Berlin, 9. September 2016 – Auf dem Weg zum automatisierten Fahren gibt es noch viele offene Fragen hinsichtlich Ethik und Moral. Eine neue Ethikkommission, ins Leben gerufen von Bundesverkehrsminister Alexander Dobrindt, wird sich in Kürze mit diesen Fragen befassen. Der Minister kündigte außerdem ein Gesetz für das automatisierte Fahren an, um Verhaltensregeln und Zuständigkeiten im Schadensfall festzuschreiben.
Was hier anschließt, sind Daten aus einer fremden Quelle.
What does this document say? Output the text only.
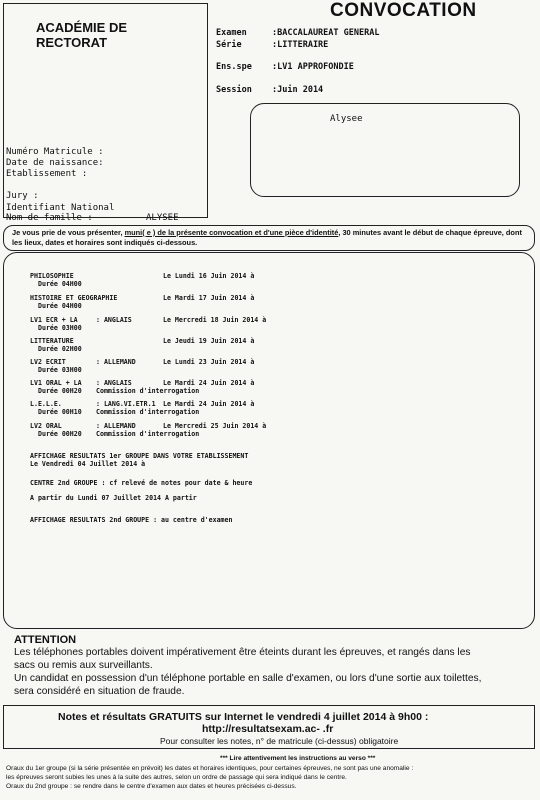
ACADÉMIE DE RECTORAT
CONVOCATION
Examen	:BACCALAUREAT GENERAL
Série	:LITTERAIRE
Ens.spe	:LV1 APPROFONDIE
Session	:Juin 2014
Alysee
Numéro Matricule :
Date de naissance:
Etablissement :
Jury :
Identifiant National
Nom de famille :	ALYSEE
Je vous prie de vous présenter, muni( e ) de la présente convocation et d'une pièce d'identité, 30 minutes avant le début de chaque épreuve, dont les lieux, dates et horaires sont indiqués ci-dessous.
PHILOSOPHIE	Le Lundi 16 Juin 2014 à
Durée 04H00
HISTOIRE ET GEOGRAPHIE	Le Mardi 17 Juin 2014 à
Durée 04H00
LV1 ECR + LA	: ANGLAIS	Le Mercredi 18 Juin 2014 à
Durée 03H00
LITTERATURE	Le Jeudi 19 Juin 2014 à
Durée 02H00
LV2 ECRIT	: ALLEMAND	Le Lundi 23 Juin 2014 à
Durée 03H00
LV1 ORAL + LA : ANGLAIS	Le Mardi 24 Juin 2014 à
Durée 00H20 Commission d'interrogation
L.E.L.E.	: LANG.VI.ETR.1 Le Mardi 24 Juin 2014 à
Durée 00H10 Commission d'interrogation
LV2 ORAL	: ALLEMAND	Le Mercredi 25 Juin 2014 à
Durée 00H20 Commission d'interrogation
AFFICHAGE RESULTATS 1er GROUPE DANS VOTRE ETABLISSEMENT
Le Vendredi 04 Juillet 2014 à
CENTRE 2nd GROUPE : cf relevé de notes pour date & heure
A partir du Lundi 07 Juillet 2014 A partir
AFFICHAGE RESULTATS 2nd GROUPE : au centre d'examen
ATTENTION
Les téléphones portables doivent impérativement être éteints durant les épreuves, et rangés dans les
sacs ou remis aux surveillants.
Un candidat en possession d'un téléphone portable en salle d'examen, ou lors d'une sortie aux toilettes,
sera considéré en situation de fraude.
Notes et résultats GRATUITS sur Internet le vendredi 4 juillet 2014 à 9h00 :
http://resultatsexam.ac- .fr
Pour consulter les notes, n° de matricule (ci-dessus) obligatoire
*** Lire attentivement les instructions au verso ***
Oraux du 1er groupe (si la série présentée en prévoit) les dates et horaires identiques, pour certaines épreuves, ne sont pas une anomalie :
les épreuves seront subies les unes à la suite des autres, selon un ordre de passage qui sera indiqué dans le centre.
Oraux du 2nd groupe : se rendre dans le centre d'examen aux dates et heures précisées ci-dessus.
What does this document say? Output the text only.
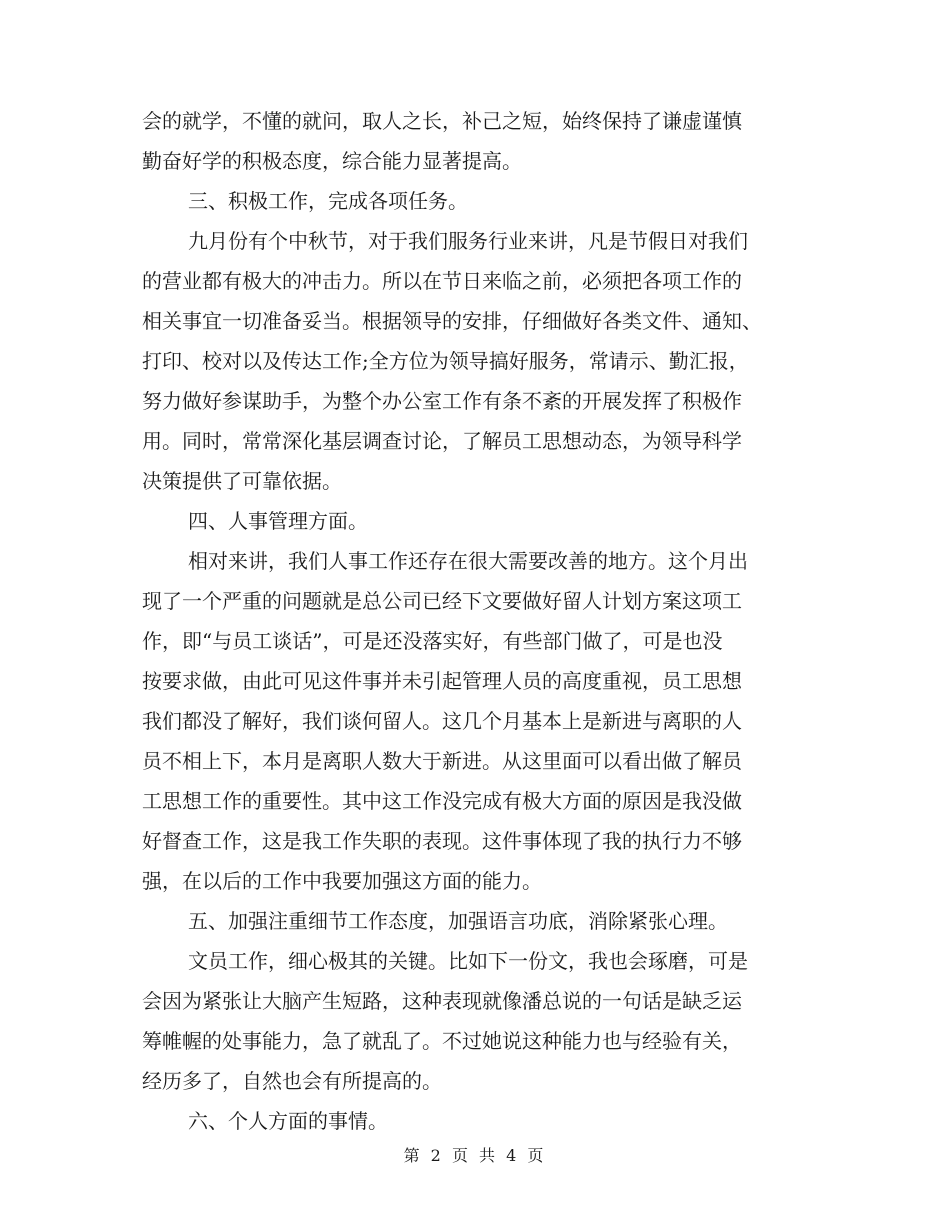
会的就学，不懂的就问，取人之长，补己之短，始终保持了谦虚谨慎
勤奋好学的积极态度，综合能力显著提高。
三、积极工作，完成各项任务。
九月份有个中秋节，对于我们服务行业来讲，凡是节假日对我们
的营业都有极大的冲击力。所以在节日来临之前，必须把各项工作的
相关事宜一切准备妥当。根据领导的安排，仔细做好各类文件、通知、
打印、校对以及传达工作;全方位为领导搞好服务，常请示、勤汇报，
努力做好参谋助手，为整个办公室工作有条不紊的开展发挥了积极作
用。同时，常常深化基层调查讨论，了解员工思想动态，为领导科学
决策提供了可靠依据。
四、人事管理方面。
相对来讲，我们人事工作还存在很大需要改善的地方。这个月出
现了一个严重的问题就是总公司已经下文要做好留人计划方案这项工
作，即“与员工谈话”，可是还没落实好，有些部门做了，可是也没
按要求做，由此可见这件事并未引起管理人员的高度重视，员工思想
我们都没了解好，我们谈何留人。这几个月基本上是新进与离职的人
员不相上下，本月是离职人数大于新进。从这里面可以看出做了解员
工思想工作的重要性。其中这工作没完成有极大方面的原因是我没做
好督查工作，这是我工作失职的表现。这件事体现了我的执行力不够
强，在以后的工作中我要加强这方面的能力。
五、加强注重细节工作态度，加强语言功底，消除紧张心理。
文员工作，细心极其的关键。比如下一份文，我也会琢磨，可是
会因为紧张让大脑产生短路，这种表现就像潘总说的一句话是缺乏运
筹帷幄的处事能力，急了就乱了。不过她说这种能力也与经验有关，
经历多了，自然也会有所提高的。
六、个人方面的事情。
第 2 页 共 4 页
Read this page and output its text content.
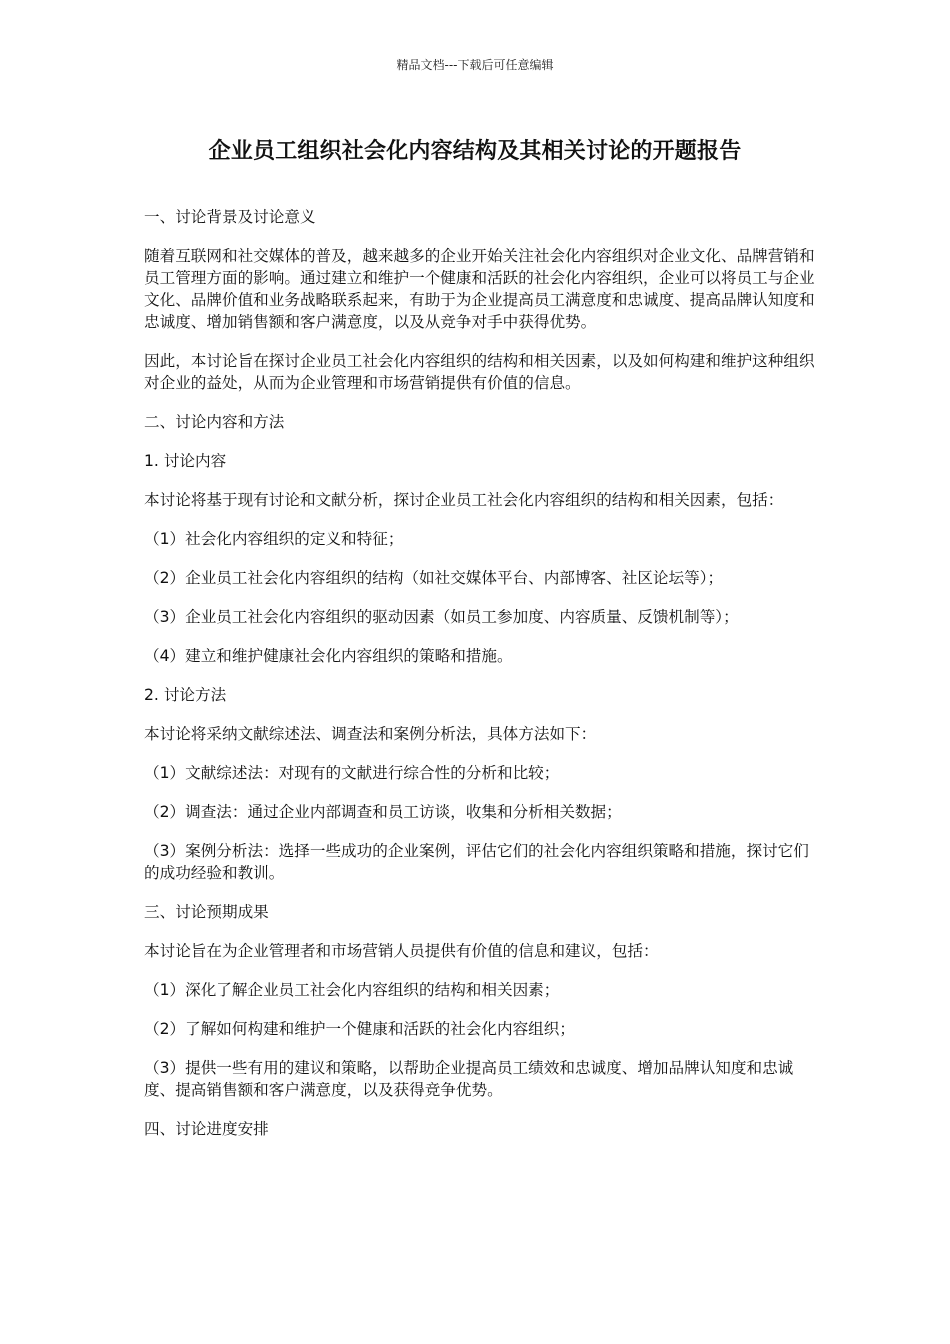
精品文档---下载后可任意编辑
企业员工组织社会化内容结构及其相关讨论的开题报告

一、讨论背景及讨论意义

随着互联网和社交媒体的普及，越来越多的企业开始关注社会化内容组织对企业文化、品牌营销和员工管理方面的影响。通过建立和维护一个健康和活跃的社会化内容组织，企业可以将员工与企业文化、品牌价值和业务战略联系起来，有助于为企业提高员工满意度和忠诚度、提高品牌认知度和忠诚度、增加销售额和客户满意度，以及从竞争对手中获得优势。

因此，本讨论旨在探讨企业员工社会化内容组织的结构和相关因素，以及如何构建和维护这种组织对企业的益处，从而为企业管理和市场营销提供有价值的信息。

二、讨论内容和方法

1. 讨论内容

本讨论将基于现有讨论和文献分析，探讨企业员工社会化内容组织的结构和相关因素，包括：

（1）社会化内容组织的定义和特征；

（2）企业员工社会化内容组织的结构（如社交媒体平台、内部博客、社区论坛等）；

（3）企业员工社会化内容组织的驱动因素（如员工参加度、内容质量、反馈机制等）；

（4）建立和维护健康社会化内容组织的策略和措施。

2. 讨论方法

本讨论将采纳文献综述法、调查法和案例分析法，具体方法如下：

（1）文献综述法：对现有的文献进行综合性的分析和比较；

（2）调查法：通过企业内部调查和员工访谈，收集和分析相关数据；

（3）案例分析法：选择一些成功的企业案例，评估它们的社会化内容组织策略和措施，探讨它们的成功经验和教训。

三、讨论预期成果

本讨论旨在为企业管理者和市场营销人员提供有价值的信息和建议，包括：

（1）深化了解企业员工社会化内容组织的结构和相关因素；

（2）了解如何构建和维护一个健康和活跃的社会化内容组织；

（3）提供一些有用的建议和策略，以帮助企业提高员工绩效和忠诚度、增加品牌认知度和忠诚度、提高销售额和客户满意度，以及获得竞争优势。

四、讨论进度安排
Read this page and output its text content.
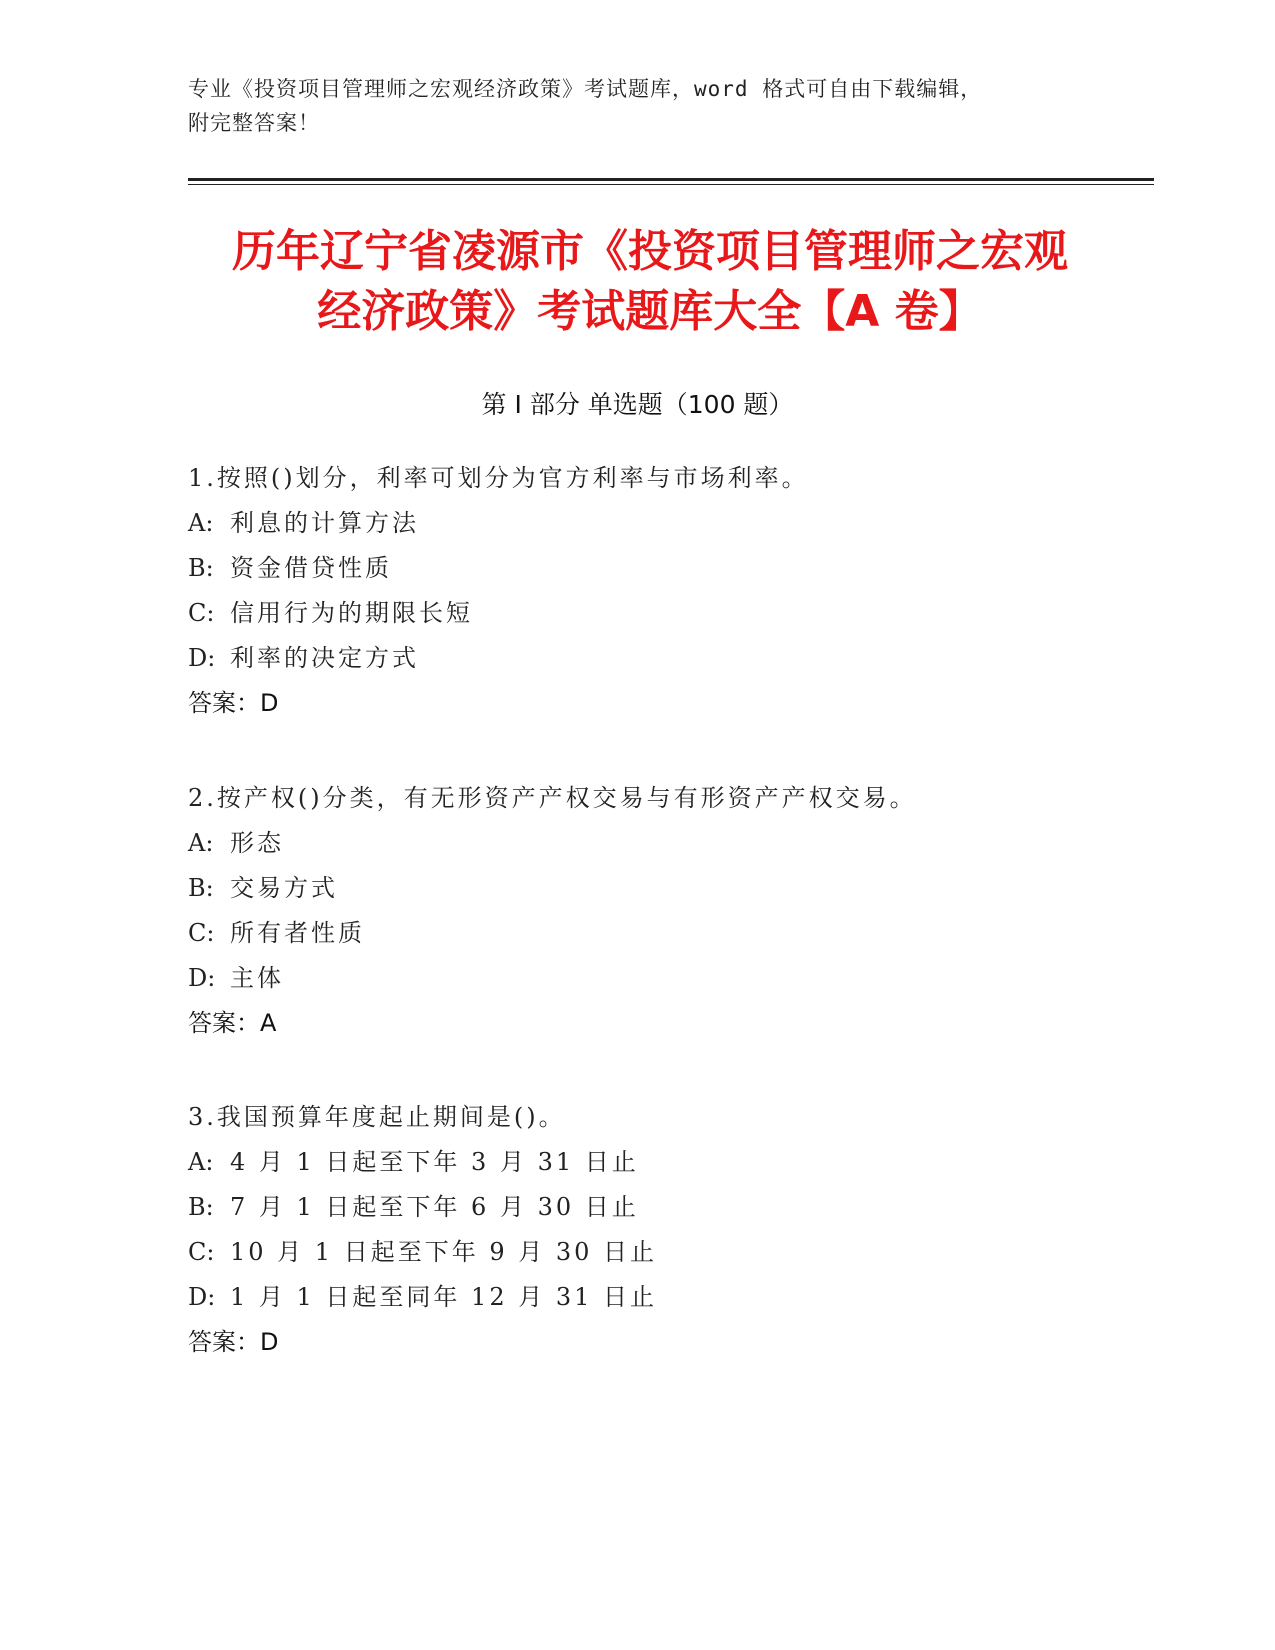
专业《投资项目管理师之宏观经济政策》考试题库，word 格式可自由下载编辑，
附完整答案！
历年辽宁省凌源市《投资项目管理师之宏观
经济政策》考试题库大全【A 卷】
第 I 部分 单选题（100 题）
1.按照()划分，利率可划分为官方利率与市场利率。
A: 利息的计算方法
B: 资金借贷性质
C: 信用行为的期限长短
D: 利率的决定方式
答案：D
2.按产权()分类，有无形资产产权交易与有形资产产权交易。
A: 形态
B: 交易方式
C: 所有者性质
D: 主体
答案：A
3.我国预算年度起止期间是()。
A: 4 月 1 日起至下年 3 月 31 日止
B: 7 月 1 日起至下年 6 月 30 日止
C: 10 月 1 日起至下年 9 月 30 日止
D: 1 月 1 日起至同年 12 月 31 日止
答案：D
Das neue Gremium wird vom ehemaligen Bundesverfassungsrichter Udo di Fabio geleitet und soll einen rechtlichen Rahmen entwickeln, in dem sich die Verhaltensweisen computergesteuerter Autos in Gefahrensituationen bewegen müssen und „an dem sich Programmierer orientieren können“, sagte Dobrindt der WirtschaftsWoche.

Mit dem neuen Gesetz soll eine zentrale Haftungsfrage gelöst werden; wenn sich beim automatisierten Fahren ein Unfall ereignet, soll die Haftung beim Hersteller liegen. Das geplante Gesetz fordert vom Fahrer zudem „eine Grundaufmerksamkeit“. „Der Fahrer muss für das System jederzeit ansprechbar und in der Lage sein, innerhalb einer kurzen Zeit die Gewalt über das Fahrzeug zu übernehmen“, so Dobrindt.